Second reason is: when working with servers - the work with server may fail because of many reasons (connection, dns, firewall, httpresponses, server not being able to accept connection, server not being able to process request timely). Thus it is important to understand how exceptions raised can explain about what's actually happening with the connection.
Calling getInputStream() signals that the client is finished sending it's request, and is ready to receive the response (per HTTP spec). It seems that the URLConnection class has this notion built into it, and must be flush()ing the output stream when the input stream is asked for.
As the other responder noted, you should be able to call flush() yourself to trigger the write.
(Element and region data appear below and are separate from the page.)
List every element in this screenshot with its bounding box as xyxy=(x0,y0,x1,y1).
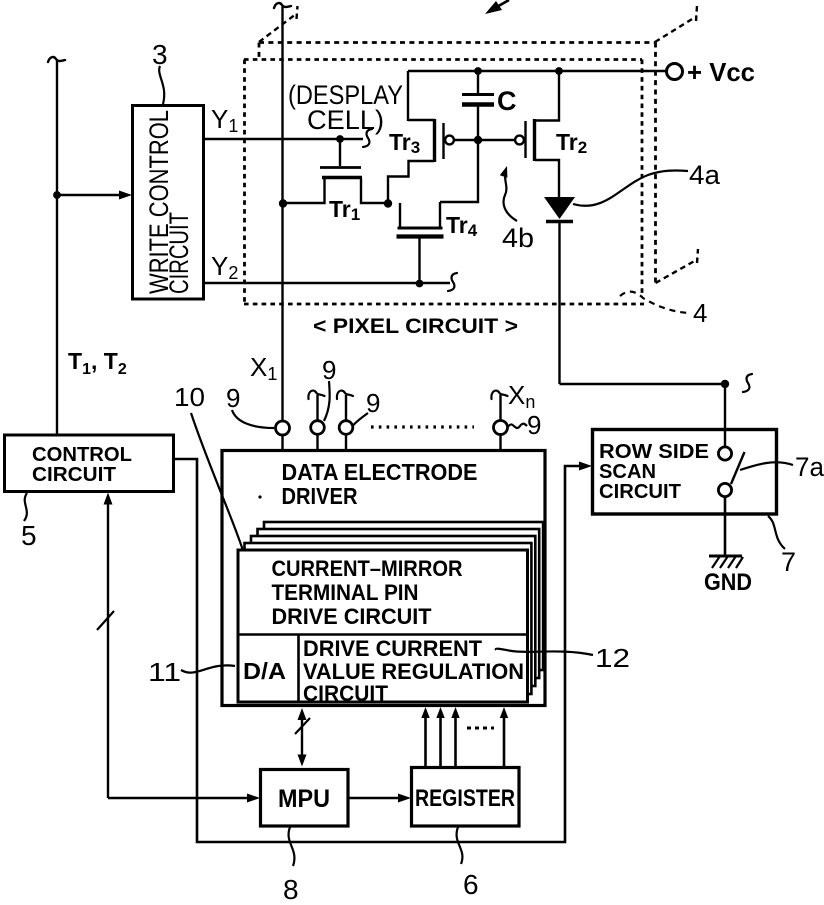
data electrode driver box xyxy=(222,451,545,706)
wire X1 column line xyxy=(281,6,283,421)
label 8 with squiggle xyxy=(289,827,295,866)
svg-text:9: 9 xyxy=(322,355,336,385)
svg-text:9: 9 xyxy=(527,410,541,440)
wire control to row side scan (around bottom) xyxy=(174,459,583,842)
terminal X1 circle xyxy=(276,421,290,435)
wire T1,T2 bus vertical xyxy=(56,60,58,435)
Tr3 source stepped wire to node xyxy=(388,161,434,203)
node junction on T1,T2 bus xyxy=(53,191,61,199)
wire gate node (mirror node) xyxy=(454,139,515,141)
label 7 with squiggle xyxy=(768,516,785,549)
svg-text:7: 7 xyxy=(781,547,796,577)
svg-text:10: 10 xyxy=(174,382,205,412)
bus arrows REGISTER to driver xyxy=(424,713,427,767)
label 6 with squiggle xyxy=(457,827,463,864)
dots between arrows xyxy=(467,727,494,730)
svg-text:CURRENT–MIRROR: CURRENT–MIRROR xyxy=(272,556,463,581)
node cap top xyxy=(474,67,482,75)
wire arrow into write control circuit xyxy=(57,194,124,196)
svg-text:4: 4 xyxy=(693,298,707,328)
label 5 with squiggle xyxy=(24,493,27,521)
wire control-MPU L with arrows xyxy=(107,497,109,798)
svg-text:CONTROL: CONTROL xyxy=(32,444,132,466)
transistor Tr1 xyxy=(339,139,341,166)
slash break on vertical xyxy=(97,611,114,630)
label 4b with arrow xyxy=(504,172,518,221)
label 9 fourth with leader xyxy=(508,424,527,428)
node Tr1 source on X1 xyxy=(279,199,287,207)
label 4a with leader xyxy=(573,170,688,205)
node Y1 gate junction xyxy=(336,135,344,143)
cut mark top-right of box 4 xyxy=(655,6,697,42)
svg-text:DRIVE CURRENT: DRIVE CURRENT xyxy=(303,636,483,661)
label 12 with leader xyxy=(496,649,593,655)
svg-text:12: 12 xyxy=(595,643,630,673)
write control circuit box 3 xyxy=(133,106,204,300)
svg-text:4b: 4b xyxy=(502,223,534,253)
card stack current-mirror terminal pin drive circuits xyxy=(264,522,543,670)
LED diode 4a xyxy=(544,197,575,219)
svg-text:+ Vcc: + Vcc xyxy=(687,57,755,87)
control circuit box 5 xyxy=(5,435,174,492)
label 4 with dashed leader xyxy=(620,292,689,313)
svg-text:CIRCUIT: CIRCUIT xyxy=(164,212,194,294)
svg-text:REGISTER: REGISTER xyxy=(415,785,515,812)
svg-text:CIRCUIT: CIRCUIT xyxy=(599,481,681,503)
break on Y1 wire xyxy=(363,129,372,147)
figure pointer arrow top center xyxy=(495,0,509,8)
svg-text:< PIXEL CIRCUIT >: < PIXEL CIRCUIT > xyxy=(313,315,518,338)
divider lines D/A xyxy=(238,633,527,636)
outer dashed box 4 (display cell array) xyxy=(259,41,655,44)
break mark top of X1 xyxy=(274,3,291,8)
node Tr4 gate on Y2 xyxy=(416,280,424,288)
svg-text:C: C xyxy=(497,86,517,116)
terminal 3 xyxy=(339,421,353,435)
arrow MPU to REGISTER xyxy=(348,797,403,799)
label 7a with leader xyxy=(740,462,793,470)
capacitor C xyxy=(477,71,479,93)
ground symbol xyxy=(709,555,742,558)
svg-text:DRIVE CIRCUIT: DRIVE CIRCUIT xyxy=(272,604,433,629)
svg-text:ROW SIDE: ROW SIDE xyxy=(599,441,709,463)
svg-text:6: 6 xyxy=(463,869,479,900)
svg-text:GND: GND xyxy=(704,569,752,596)
slash break xyxy=(295,718,310,734)
switch 7a xyxy=(718,447,731,460)
break mark top of T1,T2 bus xyxy=(48,57,65,62)
REGISTER box 6 xyxy=(412,768,520,827)
svg-text:5: 5 xyxy=(21,520,37,551)
wire node down to Tr4 drain xyxy=(440,144,478,202)
svg-text:4a: 4a xyxy=(689,160,721,190)
svg-text:D/A: D/A xyxy=(243,658,286,684)
svg-text:8: 8 xyxy=(283,874,299,900)
terminal +Vcc xyxy=(667,64,683,80)
svg-text:9: 9 xyxy=(226,383,240,413)
cut mark bottom-right of box 4 xyxy=(656,249,699,283)
wire +Vcc rail xyxy=(408,70,666,72)
front card xyxy=(238,550,528,702)
terminal 2 xyxy=(311,421,325,435)
svg-text:7a: 7a xyxy=(795,452,824,482)
MPU box 8 xyxy=(261,770,349,827)
wire Y1 row line xyxy=(204,138,363,140)
svg-text:CIRCUIT: CIRCUIT xyxy=(32,464,116,486)
wire LED row to row side scan xyxy=(560,383,726,385)
wire Y2 row line xyxy=(204,282,450,284)
svg-text:DRIVER: DRIVER xyxy=(282,483,358,509)
terminal Xn circle xyxy=(494,421,508,435)
row side scan circuit box 7 xyxy=(593,430,777,515)
svg-text:11: 11 xyxy=(148,657,181,687)
svg-text:MPU: MPU xyxy=(278,785,330,813)
inner dashed box pixel circuit xyxy=(244,58,642,61)
dotted continuation xyxy=(371,425,474,428)
svg-text:TERMINAL PIN: TERMINAL PIN xyxy=(272,580,419,605)
break on Y2 wire xyxy=(448,273,457,291)
svg-text:SCAN: SCAN xyxy=(599,461,656,483)
svg-text:3: 3 xyxy=(152,39,168,70)
cut mark top-left of box 4 xyxy=(259,6,298,42)
double arrow driver-MPU xyxy=(301,714,303,761)
transistor Tr4 xyxy=(399,203,401,227)
wire to GND xyxy=(724,496,727,556)
stray dot xyxy=(258,495,261,498)
svg-text:DATA ELECTRODE: DATA ELECTRODE xyxy=(282,459,478,485)
svg-text:CIRCUIT: CIRCUIT xyxy=(303,681,389,706)
transistor Tr3 xyxy=(407,71,409,121)
node Tr2 drain xyxy=(555,67,563,75)
svg-text:CELL): CELL) xyxy=(307,105,384,135)
node mirror gates xyxy=(384,199,392,207)
transistor Tr2 xyxy=(515,136,524,145)
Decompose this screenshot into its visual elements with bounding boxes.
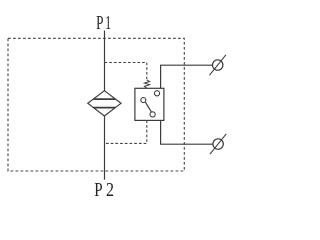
terminal T1 slash bbox=[210, 55, 226, 75]
pilot line upper (dashed) bbox=[105, 63, 147, 80]
wire P1 vertical upper bbox=[104, 31, 106, 91]
terminal T2 circle bbox=[213, 139, 223, 149]
contact terminal (lever end, upper left) bbox=[141, 98, 146, 103]
svg-text:1: 1 bbox=[105, 11, 111, 34]
svg-text:P: P bbox=[94, 178, 102, 201]
terminal T1 circle bbox=[213, 60, 223, 70]
pilot line lower (dashed) bbox=[105, 120, 147, 143]
wire to terminal T2 (bottom) bbox=[161, 120, 213, 144]
filter F1 diamond bbox=[88, 91, 121, 116]
wire P2 vertical lower bbox=[104, 116, 106, 180]
svg-text:2: 2 bbox=[106, 178, 114, 200]
terminal T2 slash bbox=[210, 134, 226, 154]
wire to terminal T1 (top) bbox=[161, 65, 213, 88]
switch lever bbox=[145, 102, 151, 112]
enclosure dashed boundary bbox=[8, 38, 184, 171]
svg-text:P: P bbox=[96, 11, 103, 33]
contact terminal (pivot, bottom) bbox=[150, 112, 155, 117]
spring bbox=[144, 80, 149, 88]
pressure switch S1 body bbox=[135, 88, 164, 120]
port label P2 bbox=[94, 178, 114, 201]
contact terminal (fixed, top right) bbox=[154, 91, 159, 96]
port label P1 bbox=[96, 11, 111, 34]
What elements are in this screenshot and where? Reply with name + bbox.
The fundamental reason is that it has to compute a Content-length header automatically (unless you are using chunked or streaming mode). It can't do that until it has seen all the output, and it has to send it before the output, so it has to buffer the output. And it needs a decisive event to know when the last output has actually been written. So it uses getInputStream() for that. At that time it writes the headers including the content-length, then the output, then it starts reading the input.